I’ve long believed that an opinionated person should be willing to put his money where his mouth is. Occasionally, I even act on that belief.
So when President Obama advised us the other week that now is a good time to invest in the stock market, I did just that. I decided that if I truly think, as I’ve written, that American newspapers are not doomed and are worth saving, I’d buy in.
That turned out not to be as easy as I’d expected. My first clue that something might be amiss came when I walked into the office of a stockbroker and announced my plans. (I’m not using his name because I might want to do business with him again some time.)
I want to buy 100 shares each of the New York Times, McClatchy and Lee, I told him. He professed not to know what McClatchy and Lee were. Uh-oh, I said to myself and explained that they’re big publishers, with the former owning the Kansas City Star and the latter owning the St. Louis Post-Dispatch. He had heard of the Times.
I’d done a little research beforehand, so I knew that I wasn’t risking a lot. I could buy a share of Lee for less than the cost of a copy of the Post and a share of the Times for less than I pay for the Sunday paper. It was not always thus. As recently as a year ago, Lee was selling for $12 a share and the Times for $21. This shows, among other things, what bad publicity will do, especially when you’re printing the bad publicity yourself.

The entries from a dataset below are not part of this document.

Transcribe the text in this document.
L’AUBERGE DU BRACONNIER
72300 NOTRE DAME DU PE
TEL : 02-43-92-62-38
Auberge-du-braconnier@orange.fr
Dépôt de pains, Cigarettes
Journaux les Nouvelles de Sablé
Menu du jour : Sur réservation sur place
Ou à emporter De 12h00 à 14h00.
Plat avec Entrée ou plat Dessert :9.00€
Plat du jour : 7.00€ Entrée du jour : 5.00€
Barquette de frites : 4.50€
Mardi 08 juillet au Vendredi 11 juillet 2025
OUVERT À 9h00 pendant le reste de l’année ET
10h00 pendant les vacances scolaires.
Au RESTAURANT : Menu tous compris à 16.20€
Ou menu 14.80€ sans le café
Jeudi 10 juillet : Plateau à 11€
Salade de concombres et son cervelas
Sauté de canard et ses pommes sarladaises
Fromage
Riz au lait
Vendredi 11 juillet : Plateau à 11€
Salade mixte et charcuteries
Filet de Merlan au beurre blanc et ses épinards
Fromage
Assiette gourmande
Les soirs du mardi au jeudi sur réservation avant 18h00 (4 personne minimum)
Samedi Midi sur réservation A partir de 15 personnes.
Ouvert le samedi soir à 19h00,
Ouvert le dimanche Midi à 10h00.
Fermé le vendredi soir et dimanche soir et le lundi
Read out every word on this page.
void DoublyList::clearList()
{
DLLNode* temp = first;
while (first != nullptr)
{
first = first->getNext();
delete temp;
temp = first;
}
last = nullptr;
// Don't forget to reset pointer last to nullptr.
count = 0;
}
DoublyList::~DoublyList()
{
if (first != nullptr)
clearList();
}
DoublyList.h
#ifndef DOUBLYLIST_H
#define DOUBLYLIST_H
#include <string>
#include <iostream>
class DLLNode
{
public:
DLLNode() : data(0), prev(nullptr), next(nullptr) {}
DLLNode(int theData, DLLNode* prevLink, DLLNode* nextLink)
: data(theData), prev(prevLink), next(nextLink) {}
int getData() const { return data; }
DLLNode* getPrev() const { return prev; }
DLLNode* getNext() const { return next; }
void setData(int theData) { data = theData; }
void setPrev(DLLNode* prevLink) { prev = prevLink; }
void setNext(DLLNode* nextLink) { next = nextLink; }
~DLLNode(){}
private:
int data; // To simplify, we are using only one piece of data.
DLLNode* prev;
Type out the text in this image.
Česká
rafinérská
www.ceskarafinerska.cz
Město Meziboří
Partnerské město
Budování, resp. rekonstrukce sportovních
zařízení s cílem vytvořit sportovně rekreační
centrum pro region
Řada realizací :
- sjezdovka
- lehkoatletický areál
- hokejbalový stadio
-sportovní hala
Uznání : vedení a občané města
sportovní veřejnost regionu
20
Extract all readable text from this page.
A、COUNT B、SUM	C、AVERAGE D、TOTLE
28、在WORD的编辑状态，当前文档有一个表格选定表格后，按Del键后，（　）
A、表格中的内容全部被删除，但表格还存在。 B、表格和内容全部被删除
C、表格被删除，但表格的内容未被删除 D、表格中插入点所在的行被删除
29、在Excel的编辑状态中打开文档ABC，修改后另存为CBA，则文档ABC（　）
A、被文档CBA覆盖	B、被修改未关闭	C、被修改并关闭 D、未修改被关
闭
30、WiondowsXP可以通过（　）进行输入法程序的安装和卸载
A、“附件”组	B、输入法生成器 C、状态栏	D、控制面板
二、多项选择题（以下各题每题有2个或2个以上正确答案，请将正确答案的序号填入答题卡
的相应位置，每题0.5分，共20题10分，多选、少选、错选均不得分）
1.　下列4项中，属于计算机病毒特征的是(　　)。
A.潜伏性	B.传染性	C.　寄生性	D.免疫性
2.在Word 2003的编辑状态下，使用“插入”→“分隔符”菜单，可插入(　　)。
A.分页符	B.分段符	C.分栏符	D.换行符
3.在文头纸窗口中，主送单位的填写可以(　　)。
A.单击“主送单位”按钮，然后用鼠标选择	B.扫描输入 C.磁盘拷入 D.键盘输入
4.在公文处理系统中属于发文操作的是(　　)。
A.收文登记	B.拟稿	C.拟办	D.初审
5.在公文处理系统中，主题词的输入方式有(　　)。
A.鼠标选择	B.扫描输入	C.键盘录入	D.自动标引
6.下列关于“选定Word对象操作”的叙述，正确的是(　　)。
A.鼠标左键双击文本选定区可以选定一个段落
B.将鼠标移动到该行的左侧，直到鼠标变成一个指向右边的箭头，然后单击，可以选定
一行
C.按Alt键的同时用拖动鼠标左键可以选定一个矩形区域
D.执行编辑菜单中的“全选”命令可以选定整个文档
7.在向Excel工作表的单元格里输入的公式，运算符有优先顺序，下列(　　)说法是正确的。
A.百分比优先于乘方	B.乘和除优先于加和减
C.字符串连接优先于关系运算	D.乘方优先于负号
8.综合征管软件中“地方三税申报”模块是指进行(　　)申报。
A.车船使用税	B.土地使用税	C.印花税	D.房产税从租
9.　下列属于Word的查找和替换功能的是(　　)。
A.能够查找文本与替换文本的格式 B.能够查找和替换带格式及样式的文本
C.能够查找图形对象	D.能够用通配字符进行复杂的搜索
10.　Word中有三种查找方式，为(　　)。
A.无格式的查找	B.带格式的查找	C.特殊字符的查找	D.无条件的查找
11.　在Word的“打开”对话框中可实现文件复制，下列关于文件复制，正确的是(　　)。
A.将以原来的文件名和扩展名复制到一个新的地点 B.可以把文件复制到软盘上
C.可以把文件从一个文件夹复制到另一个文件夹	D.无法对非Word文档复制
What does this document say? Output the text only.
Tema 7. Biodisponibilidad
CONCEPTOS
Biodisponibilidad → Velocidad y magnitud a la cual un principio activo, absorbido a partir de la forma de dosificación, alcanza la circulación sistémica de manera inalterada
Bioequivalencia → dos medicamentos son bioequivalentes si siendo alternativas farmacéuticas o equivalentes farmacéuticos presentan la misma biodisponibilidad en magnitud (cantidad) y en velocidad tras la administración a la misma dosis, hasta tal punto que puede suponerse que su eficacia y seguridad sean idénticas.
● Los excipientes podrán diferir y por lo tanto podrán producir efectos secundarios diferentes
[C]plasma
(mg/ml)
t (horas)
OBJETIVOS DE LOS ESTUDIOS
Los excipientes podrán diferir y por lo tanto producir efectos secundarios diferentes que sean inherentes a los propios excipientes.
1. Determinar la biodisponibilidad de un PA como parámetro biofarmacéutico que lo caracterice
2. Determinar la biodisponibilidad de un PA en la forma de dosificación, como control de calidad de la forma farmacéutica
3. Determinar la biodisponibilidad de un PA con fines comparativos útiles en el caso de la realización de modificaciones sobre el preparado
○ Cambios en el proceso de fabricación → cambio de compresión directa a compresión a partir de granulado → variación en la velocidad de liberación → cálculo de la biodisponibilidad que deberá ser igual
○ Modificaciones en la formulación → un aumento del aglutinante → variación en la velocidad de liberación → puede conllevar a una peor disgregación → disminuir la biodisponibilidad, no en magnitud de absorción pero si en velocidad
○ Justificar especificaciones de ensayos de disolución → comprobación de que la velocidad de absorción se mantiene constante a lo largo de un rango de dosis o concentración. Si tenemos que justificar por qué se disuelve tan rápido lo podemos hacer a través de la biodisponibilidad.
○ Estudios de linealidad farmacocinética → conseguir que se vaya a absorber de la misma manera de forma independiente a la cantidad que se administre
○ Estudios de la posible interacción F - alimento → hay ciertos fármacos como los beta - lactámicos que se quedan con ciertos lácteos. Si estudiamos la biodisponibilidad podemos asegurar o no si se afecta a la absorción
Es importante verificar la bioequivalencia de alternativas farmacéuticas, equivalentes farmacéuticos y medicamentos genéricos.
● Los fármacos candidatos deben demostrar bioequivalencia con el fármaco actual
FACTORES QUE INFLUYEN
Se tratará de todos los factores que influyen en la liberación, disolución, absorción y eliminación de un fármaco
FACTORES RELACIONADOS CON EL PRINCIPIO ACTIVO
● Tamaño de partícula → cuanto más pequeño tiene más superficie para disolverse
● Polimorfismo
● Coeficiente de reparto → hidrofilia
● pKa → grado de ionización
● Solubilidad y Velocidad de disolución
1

After he’d done his own research, the broker called. Bad news, he said. He explained that these stocks had become so cheap they’re what the professionals call “penny stocks.” His firm doesn’t deal in penny stocks. I was dismayed but not deterred. He recommended a cut-rate broker who’d do the deal.
I shouldn’t have been surprised, I suppose. Friends to whom I’d divulged my intentions, and who have some idea of my financial acumen, had advised that I was being overly optimistic or — as one put it — “stupid.”
I plowed ahead. The other broker didn’t question either my wisdom or my check. (I did change course slightly along the way. McClatchy had the bad judgment to lay off my daughter from one of its other papers, so I switched my investment to Gannett, publisher of USA Today, the Springfield News-Leader and dozens of others.)
I prefer to think I’m not completely out of touch with reality. I understand that times are tough for newspapers, including in Columbia. I understand that the days of 30 percent profit margins are, for most publishers, gone forever. But I expect that most of the nation’s dailies will survive both the recession and the Internet. Some will go belly up. A few already have. Some will become online only. A few already have. I don’t expect either of those things to happen, though, to the Missourian, the Columbia Daily Tribune, the Post-Dispatch or the New York Times.
Today, I’m the proud part-owner of some of America’s most important newspapers. It’s not an investment, really, or even a bet. It’s a pledge of support and a statement of faith.
Still, as Warren Buffett might say, the bottom line is the bottom line. So far, so good. All my papers are still in business. And the last time I checked, I was up $19.04.
George Kennedy is a former managing editor at the Missourian and professor emeritus at the Missouri School of Journalism.